Marijuana growers leave quite a mess
| Another side effect of the war on drugs: public lands are being trashed by marijuana growers. It's an ecological disaster, apparently:
Come September, marijuana growers who have labored for five months in some of California's most remote country will abandon their secret gardens, taking their multimillion-dollar crops.
What will they leave behind? Irrigation tubes that snake for a mile or more over forested ridges. Pesticides that have drained into creeks and entered the food chain, sickening wildlife. Piles of trash and human waste in the most rugged and bucolic drainages.
The government hasn't got the resources to clean up these lands properly:
The trash goes first, packed out sometimes by National Guard helicopters or hotshot firefighters once fire season is over.
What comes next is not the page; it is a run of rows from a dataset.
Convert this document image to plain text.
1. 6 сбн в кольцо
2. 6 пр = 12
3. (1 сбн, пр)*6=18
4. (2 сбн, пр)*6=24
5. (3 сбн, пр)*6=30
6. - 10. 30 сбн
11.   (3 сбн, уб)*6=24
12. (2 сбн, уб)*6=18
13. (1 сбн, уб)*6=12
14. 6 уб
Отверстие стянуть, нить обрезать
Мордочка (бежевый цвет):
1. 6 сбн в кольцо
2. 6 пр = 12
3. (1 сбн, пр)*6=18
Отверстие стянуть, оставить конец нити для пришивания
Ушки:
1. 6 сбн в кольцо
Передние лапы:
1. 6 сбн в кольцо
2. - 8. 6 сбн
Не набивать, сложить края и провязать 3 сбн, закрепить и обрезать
Restoring native plants and fixing soil erosion problems are longer-term issues which, officials say, are sometimes never addressed.
"Unfortunately, we really can't clean up all those sites like we would like to," said Ross Butler, assistant special agent in charge of the Bureau of Land Management's Sacramento office.
"We go in, we get the weed," Butler said. "Everything else just kind of ends up staying behind."
So if you're keeping score at home, the war on drugs has managed to incarcerate zillions at a cost of zillions while failing to meaningfully halt any amount of supply or demand, and the unregulated black market is taking advantage of public land to continue getting the population high, after which the government can only barely find resources to take out the trash. Gotcha - it makes perfect sense!